FDG-Diff: Frequency-Domain-Guided Diffusion Framework for Compressed Hazy Image Restoration
- URL: http://arxiv.org/abs/2501.12832v1
- Date: Wed, 22 Jan 2025 12:19:47 GMT
- Title: FDG-Diff: Frequency-Domain-Guided Diffusion Framework for Compressed Hazy Image Restoration
- Authors: Ruicheng Zhang, Kanghui Tian, Zeyu Zhang, Qixiang Liu, Zhi Jin,
- Abstract summary: Existing dehazing models often neglect compression effects, which limits their effectiveness in practical applications.
We introduce FDG-Diff, a novel frequency-domain-guided dehazing framework.
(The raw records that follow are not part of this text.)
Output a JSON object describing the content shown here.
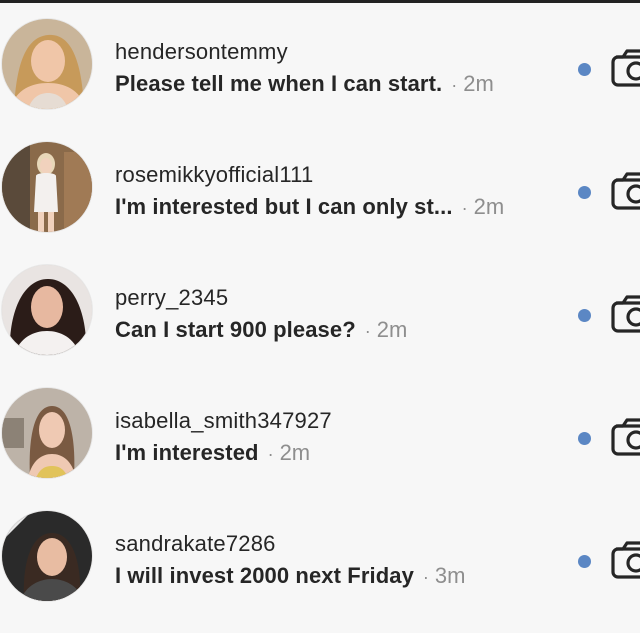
{
  "threads": [
    {
      "username": "hendersontemmy",
      "preview": "Please tell me when I can start.",
      "separator": "·",
      "time": "2m",
      "unread": true,
      "avatar_colors": {
        "bg": "#c9b59a",
        "hair": "#c79a5a",
        "skin": "#f0c6a8",
        "clothing": "#e6dcd3"
      }
    },
    {
      "username": "rosemikkyofficial111",
      "preview": "I'm interested but I can only st...",
      "separator": "·",
      "time": "2m",
      "unread": true,
      "avatar_colors": {
        "bg": "#8a6a4a",
        "hair": "#e8d7b8",
        "skin": "#f1d2bd",
        "clothing": "#f3f0ee"
      }
    },
    {
      "username": "perry_2345",
      "preview": "Can I start 900 please?",
      "separator": "·",
      "time": "2m",
      "unread": true,
      "avatar_colors": {
        "bg": "#e9e4e2",
        "hair": "#2b1c18",
        "skin": "#e7b8a0",
        "clothing": "#f4f1f0"
      }
    },
    {
      "username": "isabella_smith347927",
      "preview": "I'm interested",
      "separator": "·",
      "time": "2m",
      "unread": true,
      "avatar_colors": {
        "bg": "#bdb3a8",
        "hair": "#7a5a42",
        "skin": "#efc9b3",
        "clothing": "#e1c35a"
      }
    },
    {
      "username": "sandrakate7286",
      "preview": "I will invest 2000 next Friday",
      "separator": "·",
      "time": "3m",
      "unread": true,
      "avatar_colors": {
        "bg": "#2a2a2a",
        "hair": "#3a2a22",
        "skin": "#e8bca2",
        "clothing": "#4a4a4a"
      }
    }
  ],
  "unread_color": "#5b87c4",
  "icons": {
    "thread_action": "camera-icon",
    "status": "unread-dot"
  }
}
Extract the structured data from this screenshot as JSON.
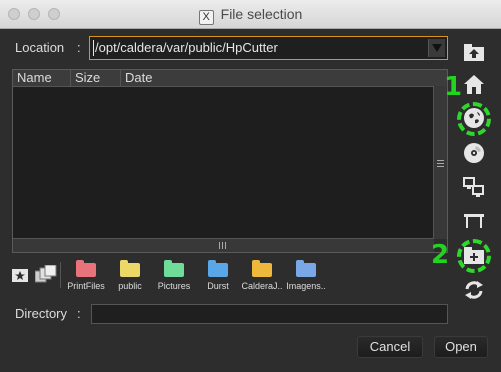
{
  "window": {
    "title": "File selection",
    "title_icon": "X"
  },
  "location": {
    "label": "Location",
    "colon": ":",
    "value": "/opt/caldera/var/public/HpCutter"
  },
  "list": {
    "columns": [
      "Name",
      "Size",
      "Date"
    ]
  },
  "favorites": [
    {
      "label": "PrintFiles",
      "color": "#e8737a"
    },
    {
      "label": "public",
      "color": "#ecd866"
    },
    {
      "label": "Pictures",
      "color": "#6fdc9a"
    },
    {
      "label": "Durst",
      "color": "#5aa7e8"
    },
    {
      "label": "CalderaJ..",
      "color": "#eeb83a"
    },
    {
      "label": "Imagens..",
      "color": "#7aa8e6"
    }
  ],
  "directory": {
    "label": "Directory",
    "colon": ":",
    "value": ""
  },
  "buttons": {
    "cancel": "Cancel",
    "open": "Open"
  },
  "sidebar_icons": [
    "parent-folder-icon",
    "home-icon",
    "network-icon",
    "disc-icon",
    "computers-icon",
    "table-icon",
    "new-folder-icon",
    "refresh-icon"
  ],
  "annotations": {
    "one": "1",
    "two": "2",
    "color": "#22d31f"
  }
}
Second, we introduce the High-Frequency Compensation Module (HFCM), which enhances spatial-domain detail restoration.
Third, we introduce the Degradation-Aware Denoising Timestep Predictor (DADTP), which addresses regional degradation inconsistencies in compressed hazy images.
- Score: 16.348272500121336
- License:
- Abstract: In this study, we reveal that the interaction between haze degradation and JPEG compression introduces complex joint loss effects, which significantly complicate image restoration. Existing dehazing models often neglect compression effects, which limits their effectiveness in practical applications. To address these challenges, we introduce three key contributions. First, we design FDG-Diff, a novel frequency-domain-guided dehazing framework that improves JPEG image restoration by leveraging frequency-domain information. Second, we introduce the High-Frequency Compensation Module (HFCM), which enhances spatial-domain detail restoration by incorporating frequency-domain augmentation techniques into a diffusion-based restoration framework. Lastly, the introduction of the Degradation-Aware Denoising Timestep Predictor (DADTP) module further enhances restoration quality by enabling adaptive region-specific restoration, effectively addressing regional degradation inconsistencies in compressed hazy images. Experimental results across multiple compressed dehazing datasets demonstrate that our method consistently outperforms the latest state-of-the-art approaches. Code be available at https://github.com/SYSUzrc/FDG-Diff.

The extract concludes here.